16. It may be said that when a sale of immovable property has really taken place and its validity is impeached on the ground that it was not attached the absence of attachment does not by itself vitiate the sale; after quoting several authorities the learned Judge goes on to say:

But the position is entirely different when objection is taken to the legality of the proceedings before the sale has taken place. The position cannot be maintained on any intelligible ground, that though the Court is appraised, before the sale of the circumstance that no writ of attachment has been served, it should, nevertheless, proceed to sell the property and leave the parties to litigate about the legality of the sale at a subsequent stage of the proceedings.

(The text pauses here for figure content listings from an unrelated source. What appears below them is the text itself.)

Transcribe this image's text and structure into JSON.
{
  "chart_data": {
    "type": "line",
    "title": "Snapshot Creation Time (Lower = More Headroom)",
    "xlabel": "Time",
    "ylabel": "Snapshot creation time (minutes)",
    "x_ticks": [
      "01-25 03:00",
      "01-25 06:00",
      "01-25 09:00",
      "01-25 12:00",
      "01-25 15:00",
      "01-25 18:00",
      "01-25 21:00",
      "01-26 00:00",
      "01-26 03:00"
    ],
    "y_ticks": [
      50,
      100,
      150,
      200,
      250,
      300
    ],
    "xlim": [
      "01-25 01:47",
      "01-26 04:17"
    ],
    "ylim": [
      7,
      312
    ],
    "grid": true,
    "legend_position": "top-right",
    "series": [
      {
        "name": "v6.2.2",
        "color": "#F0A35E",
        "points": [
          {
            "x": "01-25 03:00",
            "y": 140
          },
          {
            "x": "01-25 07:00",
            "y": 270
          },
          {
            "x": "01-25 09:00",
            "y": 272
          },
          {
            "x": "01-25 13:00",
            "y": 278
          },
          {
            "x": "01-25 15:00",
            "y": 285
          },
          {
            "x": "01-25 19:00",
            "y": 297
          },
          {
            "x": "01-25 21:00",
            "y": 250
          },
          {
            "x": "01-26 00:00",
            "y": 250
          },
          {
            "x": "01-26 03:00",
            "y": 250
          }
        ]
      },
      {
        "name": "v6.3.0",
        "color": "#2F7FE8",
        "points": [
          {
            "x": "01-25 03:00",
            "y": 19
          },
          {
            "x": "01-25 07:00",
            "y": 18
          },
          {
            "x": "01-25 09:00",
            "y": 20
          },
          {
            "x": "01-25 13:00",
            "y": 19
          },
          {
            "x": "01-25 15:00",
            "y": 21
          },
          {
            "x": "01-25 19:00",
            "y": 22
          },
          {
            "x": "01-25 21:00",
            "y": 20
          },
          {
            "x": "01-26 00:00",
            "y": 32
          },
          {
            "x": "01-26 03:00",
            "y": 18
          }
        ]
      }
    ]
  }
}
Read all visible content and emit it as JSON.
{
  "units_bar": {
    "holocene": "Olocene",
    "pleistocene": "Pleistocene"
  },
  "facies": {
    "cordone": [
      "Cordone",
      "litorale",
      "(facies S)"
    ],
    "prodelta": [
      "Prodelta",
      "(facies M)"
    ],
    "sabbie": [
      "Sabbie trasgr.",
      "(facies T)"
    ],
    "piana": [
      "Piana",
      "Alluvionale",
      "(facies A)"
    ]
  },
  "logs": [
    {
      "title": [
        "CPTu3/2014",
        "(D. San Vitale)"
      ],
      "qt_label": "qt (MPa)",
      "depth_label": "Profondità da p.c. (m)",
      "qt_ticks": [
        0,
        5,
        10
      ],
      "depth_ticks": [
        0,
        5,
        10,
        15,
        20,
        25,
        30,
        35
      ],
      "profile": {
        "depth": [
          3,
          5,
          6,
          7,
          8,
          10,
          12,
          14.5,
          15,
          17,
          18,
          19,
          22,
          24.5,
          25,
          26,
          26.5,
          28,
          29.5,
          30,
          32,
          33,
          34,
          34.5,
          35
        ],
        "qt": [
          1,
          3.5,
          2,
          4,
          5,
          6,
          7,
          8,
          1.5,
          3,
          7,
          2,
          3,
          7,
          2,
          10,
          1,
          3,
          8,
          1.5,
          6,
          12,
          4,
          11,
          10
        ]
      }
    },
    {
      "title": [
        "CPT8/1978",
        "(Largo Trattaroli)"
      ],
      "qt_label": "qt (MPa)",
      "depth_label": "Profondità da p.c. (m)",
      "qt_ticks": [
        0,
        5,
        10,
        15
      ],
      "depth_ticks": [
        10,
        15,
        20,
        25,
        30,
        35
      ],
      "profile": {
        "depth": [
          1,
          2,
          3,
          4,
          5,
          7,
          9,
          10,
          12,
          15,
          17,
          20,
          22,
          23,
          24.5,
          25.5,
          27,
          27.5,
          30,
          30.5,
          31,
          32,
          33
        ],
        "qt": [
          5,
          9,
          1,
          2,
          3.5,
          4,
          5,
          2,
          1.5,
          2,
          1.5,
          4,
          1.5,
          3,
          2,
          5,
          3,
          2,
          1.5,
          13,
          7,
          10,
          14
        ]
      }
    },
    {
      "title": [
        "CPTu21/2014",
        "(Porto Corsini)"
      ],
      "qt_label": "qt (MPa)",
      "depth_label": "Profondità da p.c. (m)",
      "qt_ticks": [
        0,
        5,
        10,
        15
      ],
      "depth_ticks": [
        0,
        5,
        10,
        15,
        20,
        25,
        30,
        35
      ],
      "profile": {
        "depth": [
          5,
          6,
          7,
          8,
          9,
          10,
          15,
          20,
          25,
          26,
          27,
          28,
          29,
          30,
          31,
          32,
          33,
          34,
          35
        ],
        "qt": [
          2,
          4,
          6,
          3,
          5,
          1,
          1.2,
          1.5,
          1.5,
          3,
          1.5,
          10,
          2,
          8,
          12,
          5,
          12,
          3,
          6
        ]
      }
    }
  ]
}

17. Mr. Lakshmanna relied upon Subbayya v. Sankara Venkataratnam [1917] M. W. N. 851 and Jalaluddin v. Maniran [1921] 2 PL. T. 275 in support of his contention that the validity of the attachment cannot be raised by the appellant now. These cases do not help him. When there is no attachment on a man's property he need not file a claim petition to have the attachment, which does not exist, raised. But there are attachment proceedings which are void or which are illegal; the claimant need not restrict himself to prove only his claim but can also attack the validity of the attachment proceedings, and when he filed a suit under Order 21, Rule 63 he is certainly in no way debarred by anything contained in the Civil P. C. from contesting the validity of attachment. In other words, when asking for a declaration that his property is not liable to attachment, he can also show that either what was done was not attacment or that there was an invalid attachment which could not affect his right in any way. This contention of the respondent, therefore, fails. In the result, the appeal is allowed and the decrees of the lower Courts are set aside and the plaintiff will have a decree as prayed for with costs throughout.